Credit Unions

You’ve likely heard of credit unions, but you may be wondering how are they any different than a bank? We’re here to help you understand who we are, what we stand for, and the differences (and similarities) between credit unions and banks.


What is a Credit Union? »

 

Credit unions are financial institutions that are member owned cooperatives. Credit unions are not-for-profits that look to serve their members as the primary duty. Typically, this means that credit unions have better rates, reduced fees, and better service.
Credit unions were first created in Germany in the 1800s. People with a common bond deposited money into a credit union for the purpose of making loans for productive purposes to borrowers based on their character. Prior to this, loans were made by banks to people of wealth. Common people had to rely on high interest loans from loan sharks and pawn brokers. It wasn't until the 1900s that credit unions moved to the western side of the world.

What is the Credit Union Difference? »

 

Not for Profit, Not for Charity, But for Service - It’s true! Credit unions are financial cooperatives, owned by the people who use the credit union. Since the focus is on service (not profit), members benefit with lower rates on loans, higher rates on savings, and often pay fewer fees and service charges on the same services offered by other financial institutions.

What is the Credit Union Philosophy? »

 

“People Helping People” - Is more than just a slogan—it’s the way credit unions operate each and every day. Around the world, and here at home, credit unions focus on improving the quality of life for their members, their families, and the community.

Who Owns a Credit Union? »

 

You do! As a credit union member, you own your credit union. When you open a share account, you get one share of ownership in the credit union with the right and responsibility to have a say in how it is operated. No matter how much money you have in your account, you only get one share of ownership which equal one vote at the Annual Meeting.

You are entitled to elect, and be elected to, the volunteer Board of Directors, which is comprised of your fellow members. The Board of Directors set policies for the operation of the credit union based on the needs and wishes of the members. The Board of Directors also establish dividend rates, loan interest rates, and fees.

Who is Eligible for Membership? »

 

To become a credit union member, you have to meet certain requirements. Typically, these include needing to live, work, or worship in a specific location. This is typically referred to as the Field of Membership.

What Products and Services do Credit Unions Offer? »

 

Most credit unions offer the same products and services as banks. These include mortgages, credit cards, home equities, checking and savings accounts, auto loans, online and mobile banking, and ATMs.
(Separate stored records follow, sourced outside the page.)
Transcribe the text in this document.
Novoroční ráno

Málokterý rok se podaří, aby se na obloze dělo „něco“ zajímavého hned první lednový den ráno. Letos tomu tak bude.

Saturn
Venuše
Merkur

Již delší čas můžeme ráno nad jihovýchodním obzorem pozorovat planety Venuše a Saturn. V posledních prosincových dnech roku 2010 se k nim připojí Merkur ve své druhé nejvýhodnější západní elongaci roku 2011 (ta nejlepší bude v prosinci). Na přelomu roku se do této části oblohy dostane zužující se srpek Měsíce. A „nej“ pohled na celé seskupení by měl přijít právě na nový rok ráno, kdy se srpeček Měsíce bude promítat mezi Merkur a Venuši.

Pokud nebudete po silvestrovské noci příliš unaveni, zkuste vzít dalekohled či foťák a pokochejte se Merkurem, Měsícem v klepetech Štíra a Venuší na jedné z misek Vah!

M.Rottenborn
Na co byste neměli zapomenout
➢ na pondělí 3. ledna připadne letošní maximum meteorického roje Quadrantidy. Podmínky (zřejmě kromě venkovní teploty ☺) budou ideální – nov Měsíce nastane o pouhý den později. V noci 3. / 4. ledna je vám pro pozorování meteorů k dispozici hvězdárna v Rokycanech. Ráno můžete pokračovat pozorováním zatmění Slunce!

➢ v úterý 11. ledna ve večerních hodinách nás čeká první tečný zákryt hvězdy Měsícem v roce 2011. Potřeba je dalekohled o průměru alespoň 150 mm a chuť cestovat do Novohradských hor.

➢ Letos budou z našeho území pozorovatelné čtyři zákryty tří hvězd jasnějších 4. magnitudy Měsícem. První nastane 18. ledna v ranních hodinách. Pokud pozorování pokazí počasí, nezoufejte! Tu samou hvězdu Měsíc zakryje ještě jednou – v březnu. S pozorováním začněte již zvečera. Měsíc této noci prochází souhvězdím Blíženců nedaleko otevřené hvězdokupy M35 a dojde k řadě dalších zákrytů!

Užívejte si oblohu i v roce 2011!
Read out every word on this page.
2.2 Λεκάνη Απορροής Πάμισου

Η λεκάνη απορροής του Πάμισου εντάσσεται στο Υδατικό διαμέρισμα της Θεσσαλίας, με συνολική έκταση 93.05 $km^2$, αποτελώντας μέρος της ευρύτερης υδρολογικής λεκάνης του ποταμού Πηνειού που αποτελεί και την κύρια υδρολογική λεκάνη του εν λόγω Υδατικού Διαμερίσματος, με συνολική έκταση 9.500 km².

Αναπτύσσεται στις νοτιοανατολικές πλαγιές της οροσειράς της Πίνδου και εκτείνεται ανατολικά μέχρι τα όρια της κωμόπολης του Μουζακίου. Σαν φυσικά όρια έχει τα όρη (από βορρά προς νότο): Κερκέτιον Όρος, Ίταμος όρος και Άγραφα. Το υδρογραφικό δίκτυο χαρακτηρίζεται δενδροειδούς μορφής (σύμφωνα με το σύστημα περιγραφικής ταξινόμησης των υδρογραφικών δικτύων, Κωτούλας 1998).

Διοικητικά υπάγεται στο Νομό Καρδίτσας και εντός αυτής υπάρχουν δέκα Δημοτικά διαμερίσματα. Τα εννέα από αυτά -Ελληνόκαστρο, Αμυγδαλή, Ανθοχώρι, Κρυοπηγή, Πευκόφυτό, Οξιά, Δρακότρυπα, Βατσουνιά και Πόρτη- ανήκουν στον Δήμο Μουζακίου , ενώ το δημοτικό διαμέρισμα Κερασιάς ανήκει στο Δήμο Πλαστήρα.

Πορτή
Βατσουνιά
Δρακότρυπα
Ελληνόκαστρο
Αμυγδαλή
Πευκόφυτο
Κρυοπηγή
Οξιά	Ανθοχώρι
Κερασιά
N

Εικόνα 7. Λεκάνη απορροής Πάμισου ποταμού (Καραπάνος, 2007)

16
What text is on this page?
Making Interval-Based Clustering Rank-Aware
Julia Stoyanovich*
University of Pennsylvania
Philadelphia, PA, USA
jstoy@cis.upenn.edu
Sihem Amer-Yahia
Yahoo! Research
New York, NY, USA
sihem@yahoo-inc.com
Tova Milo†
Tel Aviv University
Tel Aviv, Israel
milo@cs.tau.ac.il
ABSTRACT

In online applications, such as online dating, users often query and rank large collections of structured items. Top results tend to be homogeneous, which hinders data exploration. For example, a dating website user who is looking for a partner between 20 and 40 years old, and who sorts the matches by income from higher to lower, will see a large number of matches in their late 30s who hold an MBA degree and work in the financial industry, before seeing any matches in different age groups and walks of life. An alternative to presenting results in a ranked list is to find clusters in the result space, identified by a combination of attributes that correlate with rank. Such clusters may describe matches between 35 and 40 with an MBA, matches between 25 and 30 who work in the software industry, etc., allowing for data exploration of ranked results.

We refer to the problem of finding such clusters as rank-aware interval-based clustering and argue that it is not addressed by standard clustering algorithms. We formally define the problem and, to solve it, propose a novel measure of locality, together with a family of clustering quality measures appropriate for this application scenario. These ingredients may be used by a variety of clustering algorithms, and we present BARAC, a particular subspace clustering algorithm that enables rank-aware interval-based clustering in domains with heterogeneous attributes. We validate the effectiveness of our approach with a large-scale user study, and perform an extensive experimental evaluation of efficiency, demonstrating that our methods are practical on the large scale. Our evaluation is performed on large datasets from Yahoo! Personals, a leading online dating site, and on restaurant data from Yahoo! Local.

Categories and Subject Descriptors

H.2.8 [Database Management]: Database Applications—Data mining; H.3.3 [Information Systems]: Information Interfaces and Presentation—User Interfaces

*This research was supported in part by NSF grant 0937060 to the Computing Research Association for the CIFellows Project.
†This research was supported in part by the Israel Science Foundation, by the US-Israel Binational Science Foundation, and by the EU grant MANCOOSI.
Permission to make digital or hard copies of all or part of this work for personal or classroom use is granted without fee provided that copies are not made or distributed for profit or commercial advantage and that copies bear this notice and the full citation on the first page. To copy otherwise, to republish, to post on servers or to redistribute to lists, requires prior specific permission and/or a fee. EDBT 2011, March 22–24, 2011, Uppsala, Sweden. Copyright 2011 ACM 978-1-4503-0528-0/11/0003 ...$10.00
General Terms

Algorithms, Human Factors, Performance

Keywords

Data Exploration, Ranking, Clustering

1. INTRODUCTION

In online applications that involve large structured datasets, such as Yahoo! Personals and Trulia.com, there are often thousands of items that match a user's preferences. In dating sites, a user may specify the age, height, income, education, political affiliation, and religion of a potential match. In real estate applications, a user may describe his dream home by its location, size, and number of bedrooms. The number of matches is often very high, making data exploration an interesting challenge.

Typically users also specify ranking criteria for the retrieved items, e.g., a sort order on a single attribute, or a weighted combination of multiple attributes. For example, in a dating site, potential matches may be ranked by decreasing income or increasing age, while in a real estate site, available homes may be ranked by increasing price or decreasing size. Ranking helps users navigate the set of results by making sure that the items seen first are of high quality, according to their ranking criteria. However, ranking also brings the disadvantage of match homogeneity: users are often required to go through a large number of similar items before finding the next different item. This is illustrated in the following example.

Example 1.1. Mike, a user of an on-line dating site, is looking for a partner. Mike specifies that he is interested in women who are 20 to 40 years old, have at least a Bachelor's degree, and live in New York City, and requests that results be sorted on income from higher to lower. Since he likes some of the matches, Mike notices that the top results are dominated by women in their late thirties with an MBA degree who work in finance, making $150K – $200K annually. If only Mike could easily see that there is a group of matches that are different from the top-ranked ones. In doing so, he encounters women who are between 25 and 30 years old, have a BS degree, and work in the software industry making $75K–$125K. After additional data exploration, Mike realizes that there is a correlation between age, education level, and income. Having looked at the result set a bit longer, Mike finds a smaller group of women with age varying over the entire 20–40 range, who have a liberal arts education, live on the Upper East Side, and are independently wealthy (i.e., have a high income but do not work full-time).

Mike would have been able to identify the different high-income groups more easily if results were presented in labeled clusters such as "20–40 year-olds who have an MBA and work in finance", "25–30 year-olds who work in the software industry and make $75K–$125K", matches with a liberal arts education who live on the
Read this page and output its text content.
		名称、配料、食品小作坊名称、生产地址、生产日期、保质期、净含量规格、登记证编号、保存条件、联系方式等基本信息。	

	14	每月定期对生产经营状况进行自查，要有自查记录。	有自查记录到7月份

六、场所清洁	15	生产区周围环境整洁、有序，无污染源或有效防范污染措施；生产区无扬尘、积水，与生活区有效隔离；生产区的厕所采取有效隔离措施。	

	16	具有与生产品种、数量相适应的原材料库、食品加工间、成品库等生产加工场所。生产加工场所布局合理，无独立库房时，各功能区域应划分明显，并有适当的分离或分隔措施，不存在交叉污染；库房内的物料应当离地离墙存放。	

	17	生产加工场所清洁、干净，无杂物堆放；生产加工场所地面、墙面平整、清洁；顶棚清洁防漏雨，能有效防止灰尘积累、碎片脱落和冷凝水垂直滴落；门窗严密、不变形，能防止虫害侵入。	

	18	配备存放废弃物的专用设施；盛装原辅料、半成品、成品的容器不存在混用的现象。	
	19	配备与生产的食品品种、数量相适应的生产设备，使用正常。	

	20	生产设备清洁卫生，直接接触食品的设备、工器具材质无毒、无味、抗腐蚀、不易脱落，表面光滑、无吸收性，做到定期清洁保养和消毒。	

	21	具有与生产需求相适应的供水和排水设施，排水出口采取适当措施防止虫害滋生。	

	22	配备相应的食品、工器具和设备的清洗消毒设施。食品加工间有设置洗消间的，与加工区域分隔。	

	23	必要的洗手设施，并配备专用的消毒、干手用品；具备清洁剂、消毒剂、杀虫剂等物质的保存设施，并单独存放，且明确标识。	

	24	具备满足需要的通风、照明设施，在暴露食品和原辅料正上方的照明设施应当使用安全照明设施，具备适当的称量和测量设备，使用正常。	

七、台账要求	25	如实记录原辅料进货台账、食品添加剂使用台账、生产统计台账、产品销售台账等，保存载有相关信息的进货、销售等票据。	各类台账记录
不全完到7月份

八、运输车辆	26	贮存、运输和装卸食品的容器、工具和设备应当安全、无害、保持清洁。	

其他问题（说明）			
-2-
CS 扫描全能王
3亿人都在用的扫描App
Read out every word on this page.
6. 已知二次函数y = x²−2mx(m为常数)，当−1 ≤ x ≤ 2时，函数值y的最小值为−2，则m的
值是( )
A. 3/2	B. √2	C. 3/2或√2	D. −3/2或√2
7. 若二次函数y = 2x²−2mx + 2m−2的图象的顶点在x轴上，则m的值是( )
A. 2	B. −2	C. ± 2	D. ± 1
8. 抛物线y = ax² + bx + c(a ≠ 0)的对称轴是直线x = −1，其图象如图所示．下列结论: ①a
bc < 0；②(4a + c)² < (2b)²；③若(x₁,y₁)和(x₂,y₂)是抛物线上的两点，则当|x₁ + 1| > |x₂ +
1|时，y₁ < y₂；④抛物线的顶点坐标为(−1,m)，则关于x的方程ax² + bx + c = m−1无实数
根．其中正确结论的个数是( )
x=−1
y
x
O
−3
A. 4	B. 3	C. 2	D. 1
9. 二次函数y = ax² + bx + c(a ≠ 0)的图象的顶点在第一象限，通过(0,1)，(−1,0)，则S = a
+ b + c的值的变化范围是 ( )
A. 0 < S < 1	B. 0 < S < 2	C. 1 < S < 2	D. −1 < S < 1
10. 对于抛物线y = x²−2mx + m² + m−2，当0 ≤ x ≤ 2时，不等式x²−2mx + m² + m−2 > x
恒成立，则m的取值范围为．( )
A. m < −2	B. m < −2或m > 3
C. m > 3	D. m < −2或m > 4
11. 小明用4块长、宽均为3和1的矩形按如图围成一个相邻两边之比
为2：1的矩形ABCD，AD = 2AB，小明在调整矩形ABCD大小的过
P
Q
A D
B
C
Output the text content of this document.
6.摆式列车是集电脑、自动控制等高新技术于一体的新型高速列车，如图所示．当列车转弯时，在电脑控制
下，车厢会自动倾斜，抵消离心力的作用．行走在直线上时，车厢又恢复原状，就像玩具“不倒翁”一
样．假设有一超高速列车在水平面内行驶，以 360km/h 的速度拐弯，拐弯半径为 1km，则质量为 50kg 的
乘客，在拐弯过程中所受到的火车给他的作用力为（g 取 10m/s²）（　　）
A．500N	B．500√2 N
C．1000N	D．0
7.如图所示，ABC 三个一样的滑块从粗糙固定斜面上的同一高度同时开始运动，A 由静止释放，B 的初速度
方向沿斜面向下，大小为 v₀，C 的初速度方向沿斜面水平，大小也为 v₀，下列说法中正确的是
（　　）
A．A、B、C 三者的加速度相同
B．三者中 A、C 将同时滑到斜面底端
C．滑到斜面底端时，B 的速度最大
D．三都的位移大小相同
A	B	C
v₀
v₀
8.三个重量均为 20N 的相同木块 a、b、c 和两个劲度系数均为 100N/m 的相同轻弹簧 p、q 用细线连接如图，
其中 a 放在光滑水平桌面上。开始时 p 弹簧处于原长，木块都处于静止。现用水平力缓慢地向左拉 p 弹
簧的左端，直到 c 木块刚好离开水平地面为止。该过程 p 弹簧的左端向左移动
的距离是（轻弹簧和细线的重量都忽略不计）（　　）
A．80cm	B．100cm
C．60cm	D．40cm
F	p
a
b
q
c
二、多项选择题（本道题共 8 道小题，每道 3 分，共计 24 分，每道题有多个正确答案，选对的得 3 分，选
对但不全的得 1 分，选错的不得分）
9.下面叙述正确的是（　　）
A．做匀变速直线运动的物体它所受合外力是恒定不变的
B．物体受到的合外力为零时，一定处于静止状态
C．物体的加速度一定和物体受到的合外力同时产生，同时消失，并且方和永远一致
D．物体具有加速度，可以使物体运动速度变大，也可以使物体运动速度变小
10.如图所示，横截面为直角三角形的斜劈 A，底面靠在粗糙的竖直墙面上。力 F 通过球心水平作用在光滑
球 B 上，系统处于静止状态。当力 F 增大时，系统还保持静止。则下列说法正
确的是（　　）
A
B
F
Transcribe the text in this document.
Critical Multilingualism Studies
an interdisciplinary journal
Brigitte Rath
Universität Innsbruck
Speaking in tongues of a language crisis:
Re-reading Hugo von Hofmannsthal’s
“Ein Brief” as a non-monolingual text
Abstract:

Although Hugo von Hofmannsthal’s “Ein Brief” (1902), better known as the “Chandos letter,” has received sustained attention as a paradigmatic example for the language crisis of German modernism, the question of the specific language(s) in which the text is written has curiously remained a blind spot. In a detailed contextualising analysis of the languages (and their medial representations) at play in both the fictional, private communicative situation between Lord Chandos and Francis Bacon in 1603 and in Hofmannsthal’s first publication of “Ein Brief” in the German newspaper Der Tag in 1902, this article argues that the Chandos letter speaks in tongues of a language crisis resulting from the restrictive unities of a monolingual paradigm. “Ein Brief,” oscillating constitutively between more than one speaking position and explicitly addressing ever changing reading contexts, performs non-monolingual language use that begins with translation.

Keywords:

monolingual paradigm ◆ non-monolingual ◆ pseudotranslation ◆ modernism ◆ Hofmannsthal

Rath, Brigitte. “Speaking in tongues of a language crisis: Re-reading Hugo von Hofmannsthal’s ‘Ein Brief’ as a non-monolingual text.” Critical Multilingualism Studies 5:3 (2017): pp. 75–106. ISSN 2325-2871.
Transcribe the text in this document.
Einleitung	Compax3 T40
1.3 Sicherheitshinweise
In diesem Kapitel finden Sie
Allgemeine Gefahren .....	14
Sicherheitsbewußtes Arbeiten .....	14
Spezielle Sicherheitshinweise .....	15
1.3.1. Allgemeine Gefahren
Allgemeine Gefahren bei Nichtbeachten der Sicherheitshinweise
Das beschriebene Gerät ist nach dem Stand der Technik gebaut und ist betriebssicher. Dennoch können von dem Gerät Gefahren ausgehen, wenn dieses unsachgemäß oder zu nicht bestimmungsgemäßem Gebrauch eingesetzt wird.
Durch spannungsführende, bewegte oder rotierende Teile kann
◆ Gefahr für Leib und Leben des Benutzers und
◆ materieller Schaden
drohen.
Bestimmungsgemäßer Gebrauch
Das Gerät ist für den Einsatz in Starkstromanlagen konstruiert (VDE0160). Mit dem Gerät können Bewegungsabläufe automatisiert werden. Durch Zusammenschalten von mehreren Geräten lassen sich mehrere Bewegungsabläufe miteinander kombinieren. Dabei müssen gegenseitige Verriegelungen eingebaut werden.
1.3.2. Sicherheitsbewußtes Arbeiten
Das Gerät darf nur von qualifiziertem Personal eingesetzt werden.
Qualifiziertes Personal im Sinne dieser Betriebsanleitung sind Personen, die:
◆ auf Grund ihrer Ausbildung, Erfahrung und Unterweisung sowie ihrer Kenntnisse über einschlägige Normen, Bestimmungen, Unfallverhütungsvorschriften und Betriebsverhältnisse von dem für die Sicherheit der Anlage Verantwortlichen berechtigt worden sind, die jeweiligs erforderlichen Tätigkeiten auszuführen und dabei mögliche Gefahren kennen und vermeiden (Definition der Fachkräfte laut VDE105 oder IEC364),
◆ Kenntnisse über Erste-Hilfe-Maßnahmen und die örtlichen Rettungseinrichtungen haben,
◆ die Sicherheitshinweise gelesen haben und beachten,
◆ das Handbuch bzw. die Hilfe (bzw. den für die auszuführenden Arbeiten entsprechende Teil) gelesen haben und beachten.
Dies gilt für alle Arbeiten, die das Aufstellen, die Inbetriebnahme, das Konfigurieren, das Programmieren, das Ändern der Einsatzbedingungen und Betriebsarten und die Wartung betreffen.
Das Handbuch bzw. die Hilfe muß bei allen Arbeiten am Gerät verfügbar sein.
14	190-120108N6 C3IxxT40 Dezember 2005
These products and services often come with lower interest rates, higher savings rates, lower balance requirements, and better member service. At a credit union you will often find that you get more individualized attention and service.

What is Shared Branching? »

 

Shared branching is a network of credit unions that allows members of participating credit unions to perform certain transactions and services at other credit unions that are in the shared branching network. The terms and conditions of shared branching may vary from one credit union to the next, so it is important to talk with your credit union to find out what you can and can not do when utilizing shared branching.